Global Convergence of Over-parameterized Deep Equilibrium Models
This provides theoretical guarantees for training DEQs, addressing convergence issues in implicit deep learning models, though it is incremental as it builds on existing DEQ frameworks.
The study tackles the training dynamics of over-parameterized deep equilibrium models (DEQs) by proving that gradient descent converges to a globally optimal solution at a linear rate for quadratic loss, assuming an initial condition satisfied via mild over-parameterization.

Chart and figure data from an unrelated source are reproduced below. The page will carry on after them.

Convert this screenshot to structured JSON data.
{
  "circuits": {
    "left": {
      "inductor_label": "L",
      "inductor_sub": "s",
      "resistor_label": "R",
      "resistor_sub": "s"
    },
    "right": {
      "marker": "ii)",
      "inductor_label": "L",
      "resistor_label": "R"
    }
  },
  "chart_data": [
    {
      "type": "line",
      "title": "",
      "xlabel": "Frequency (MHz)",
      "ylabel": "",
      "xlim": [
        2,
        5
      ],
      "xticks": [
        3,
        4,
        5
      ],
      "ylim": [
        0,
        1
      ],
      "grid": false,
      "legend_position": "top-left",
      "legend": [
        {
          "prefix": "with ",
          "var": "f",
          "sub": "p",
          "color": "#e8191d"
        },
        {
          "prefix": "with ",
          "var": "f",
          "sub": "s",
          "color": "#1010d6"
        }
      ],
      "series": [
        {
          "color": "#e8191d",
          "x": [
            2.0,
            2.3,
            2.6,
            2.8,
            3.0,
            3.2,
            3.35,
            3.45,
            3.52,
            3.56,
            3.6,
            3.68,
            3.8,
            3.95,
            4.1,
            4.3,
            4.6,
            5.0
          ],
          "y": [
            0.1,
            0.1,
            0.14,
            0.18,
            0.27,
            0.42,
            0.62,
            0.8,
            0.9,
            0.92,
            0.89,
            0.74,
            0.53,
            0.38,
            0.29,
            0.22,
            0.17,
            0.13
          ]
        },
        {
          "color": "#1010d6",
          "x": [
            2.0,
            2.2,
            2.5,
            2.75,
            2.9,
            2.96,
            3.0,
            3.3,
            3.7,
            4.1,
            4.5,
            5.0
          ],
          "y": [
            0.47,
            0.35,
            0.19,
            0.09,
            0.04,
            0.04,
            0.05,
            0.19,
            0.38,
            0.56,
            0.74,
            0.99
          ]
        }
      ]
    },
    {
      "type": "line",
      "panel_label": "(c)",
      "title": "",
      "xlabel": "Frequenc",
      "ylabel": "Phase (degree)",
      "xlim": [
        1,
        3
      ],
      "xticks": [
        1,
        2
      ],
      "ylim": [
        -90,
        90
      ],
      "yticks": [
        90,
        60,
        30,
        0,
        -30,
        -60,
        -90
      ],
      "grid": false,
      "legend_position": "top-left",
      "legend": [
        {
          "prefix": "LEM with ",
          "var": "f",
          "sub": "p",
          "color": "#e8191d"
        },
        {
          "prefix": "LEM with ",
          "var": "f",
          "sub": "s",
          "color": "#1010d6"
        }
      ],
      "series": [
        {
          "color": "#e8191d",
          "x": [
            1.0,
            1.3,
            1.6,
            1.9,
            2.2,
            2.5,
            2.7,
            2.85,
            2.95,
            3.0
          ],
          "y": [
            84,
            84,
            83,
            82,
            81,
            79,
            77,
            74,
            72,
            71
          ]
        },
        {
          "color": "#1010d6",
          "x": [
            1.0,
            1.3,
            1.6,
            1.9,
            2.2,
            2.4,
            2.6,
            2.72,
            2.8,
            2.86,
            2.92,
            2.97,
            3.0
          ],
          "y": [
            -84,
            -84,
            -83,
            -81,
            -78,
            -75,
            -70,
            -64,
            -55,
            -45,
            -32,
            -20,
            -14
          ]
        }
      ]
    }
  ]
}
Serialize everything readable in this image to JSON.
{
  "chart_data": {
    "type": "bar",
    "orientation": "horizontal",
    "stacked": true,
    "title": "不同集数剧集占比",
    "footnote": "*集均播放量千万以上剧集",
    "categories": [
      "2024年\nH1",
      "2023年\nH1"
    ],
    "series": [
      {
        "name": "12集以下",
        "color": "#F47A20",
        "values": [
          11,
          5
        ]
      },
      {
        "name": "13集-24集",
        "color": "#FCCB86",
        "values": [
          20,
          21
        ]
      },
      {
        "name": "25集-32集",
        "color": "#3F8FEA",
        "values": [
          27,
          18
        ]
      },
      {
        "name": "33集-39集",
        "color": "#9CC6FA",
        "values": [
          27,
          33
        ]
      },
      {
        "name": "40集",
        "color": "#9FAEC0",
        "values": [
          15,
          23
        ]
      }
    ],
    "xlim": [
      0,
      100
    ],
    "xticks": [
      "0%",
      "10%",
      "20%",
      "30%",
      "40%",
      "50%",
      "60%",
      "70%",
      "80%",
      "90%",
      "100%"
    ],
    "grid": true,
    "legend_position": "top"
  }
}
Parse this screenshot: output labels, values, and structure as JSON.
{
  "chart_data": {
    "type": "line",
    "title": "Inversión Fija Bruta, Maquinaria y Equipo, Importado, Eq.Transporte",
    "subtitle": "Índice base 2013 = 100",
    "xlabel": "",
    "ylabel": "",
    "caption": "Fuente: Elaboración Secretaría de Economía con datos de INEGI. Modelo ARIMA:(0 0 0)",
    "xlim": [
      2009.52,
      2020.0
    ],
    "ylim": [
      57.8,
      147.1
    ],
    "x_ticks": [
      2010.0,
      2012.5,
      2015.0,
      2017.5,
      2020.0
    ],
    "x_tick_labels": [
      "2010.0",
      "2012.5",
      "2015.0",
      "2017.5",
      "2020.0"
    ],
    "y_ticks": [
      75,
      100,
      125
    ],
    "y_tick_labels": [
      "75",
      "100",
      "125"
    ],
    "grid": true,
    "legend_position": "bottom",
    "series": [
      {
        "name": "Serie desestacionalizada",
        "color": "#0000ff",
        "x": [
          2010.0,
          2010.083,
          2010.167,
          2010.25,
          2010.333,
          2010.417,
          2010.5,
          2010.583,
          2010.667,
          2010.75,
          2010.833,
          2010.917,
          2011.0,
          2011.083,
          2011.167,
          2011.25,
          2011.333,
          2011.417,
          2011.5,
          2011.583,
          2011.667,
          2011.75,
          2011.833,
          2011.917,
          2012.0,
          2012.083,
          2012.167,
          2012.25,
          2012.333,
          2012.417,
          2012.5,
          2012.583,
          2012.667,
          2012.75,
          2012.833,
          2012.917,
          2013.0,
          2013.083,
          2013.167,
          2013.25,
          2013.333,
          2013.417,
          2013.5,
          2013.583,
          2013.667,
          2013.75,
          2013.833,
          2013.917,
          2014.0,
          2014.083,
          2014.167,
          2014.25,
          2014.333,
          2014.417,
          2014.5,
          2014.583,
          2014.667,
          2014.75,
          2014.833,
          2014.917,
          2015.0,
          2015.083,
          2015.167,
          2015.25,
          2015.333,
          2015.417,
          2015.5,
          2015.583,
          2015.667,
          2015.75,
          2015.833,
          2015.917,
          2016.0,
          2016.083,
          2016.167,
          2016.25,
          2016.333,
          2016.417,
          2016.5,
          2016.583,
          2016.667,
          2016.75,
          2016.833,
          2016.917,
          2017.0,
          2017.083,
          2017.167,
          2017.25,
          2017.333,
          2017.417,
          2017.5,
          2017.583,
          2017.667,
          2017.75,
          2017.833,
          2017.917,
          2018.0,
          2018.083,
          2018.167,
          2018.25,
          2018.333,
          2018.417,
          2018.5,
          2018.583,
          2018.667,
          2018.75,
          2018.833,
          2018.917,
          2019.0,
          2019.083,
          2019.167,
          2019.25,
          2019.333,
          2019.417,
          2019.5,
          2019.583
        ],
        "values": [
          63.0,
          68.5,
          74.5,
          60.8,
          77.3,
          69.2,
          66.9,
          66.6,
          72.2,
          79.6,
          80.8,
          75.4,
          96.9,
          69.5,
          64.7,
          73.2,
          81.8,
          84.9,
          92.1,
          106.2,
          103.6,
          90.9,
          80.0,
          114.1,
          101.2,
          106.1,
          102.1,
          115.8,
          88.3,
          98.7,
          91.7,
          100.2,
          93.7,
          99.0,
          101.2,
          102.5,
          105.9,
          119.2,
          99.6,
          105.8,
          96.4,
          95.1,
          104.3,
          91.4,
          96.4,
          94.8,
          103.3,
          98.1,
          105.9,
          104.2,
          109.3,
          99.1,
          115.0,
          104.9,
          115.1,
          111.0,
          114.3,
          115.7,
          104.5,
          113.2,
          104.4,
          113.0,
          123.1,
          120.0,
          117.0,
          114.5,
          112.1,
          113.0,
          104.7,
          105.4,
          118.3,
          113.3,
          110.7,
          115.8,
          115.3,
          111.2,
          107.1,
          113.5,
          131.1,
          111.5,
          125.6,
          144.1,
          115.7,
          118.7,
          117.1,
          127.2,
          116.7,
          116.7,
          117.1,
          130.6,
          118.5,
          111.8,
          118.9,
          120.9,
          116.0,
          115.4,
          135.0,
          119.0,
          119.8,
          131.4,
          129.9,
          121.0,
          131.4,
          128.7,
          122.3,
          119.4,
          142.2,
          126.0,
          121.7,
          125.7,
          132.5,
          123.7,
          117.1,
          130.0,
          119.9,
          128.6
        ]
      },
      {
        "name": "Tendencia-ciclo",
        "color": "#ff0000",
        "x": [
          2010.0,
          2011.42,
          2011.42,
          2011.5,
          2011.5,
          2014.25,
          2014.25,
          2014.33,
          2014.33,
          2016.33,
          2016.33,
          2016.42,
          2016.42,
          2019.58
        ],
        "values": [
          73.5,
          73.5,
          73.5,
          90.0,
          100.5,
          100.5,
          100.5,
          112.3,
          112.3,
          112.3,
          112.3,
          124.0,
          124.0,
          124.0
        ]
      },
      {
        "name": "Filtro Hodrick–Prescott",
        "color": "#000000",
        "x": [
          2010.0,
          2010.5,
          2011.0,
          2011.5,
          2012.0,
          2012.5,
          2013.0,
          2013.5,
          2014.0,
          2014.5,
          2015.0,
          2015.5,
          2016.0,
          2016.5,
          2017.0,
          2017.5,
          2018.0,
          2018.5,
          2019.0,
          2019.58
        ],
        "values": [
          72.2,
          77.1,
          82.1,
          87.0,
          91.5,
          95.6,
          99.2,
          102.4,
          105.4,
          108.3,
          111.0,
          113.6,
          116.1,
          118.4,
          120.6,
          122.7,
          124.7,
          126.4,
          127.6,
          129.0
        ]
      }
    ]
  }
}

A deep equilibrium model (DEQ) is implicitly defined through an equilibrium point of an infinite-depth weight-tied model with an input-injection. Instead of infinite computations, it solves an equilibrium point directly with root-finding and computes gradients with implicit differentiation. The training dynamics of over-parameterized DEQs are investigated in this study. By supposing a condition on the initial equilibrium point, we show that the unique equilibrium point always exists during the training process, and the gradient descent is proved to converge to a globally optimal solution at a linear convergence rate for the quadratic loss function. In order to show that the required initial condition is satisfied via mild over-parameterization, we perform a fine-grained analysis on random DEQs. We propose a novel probabilistic framework to overcome the technical difficulty in the non-asymptotic analysis of infinite-depth weight-tied models.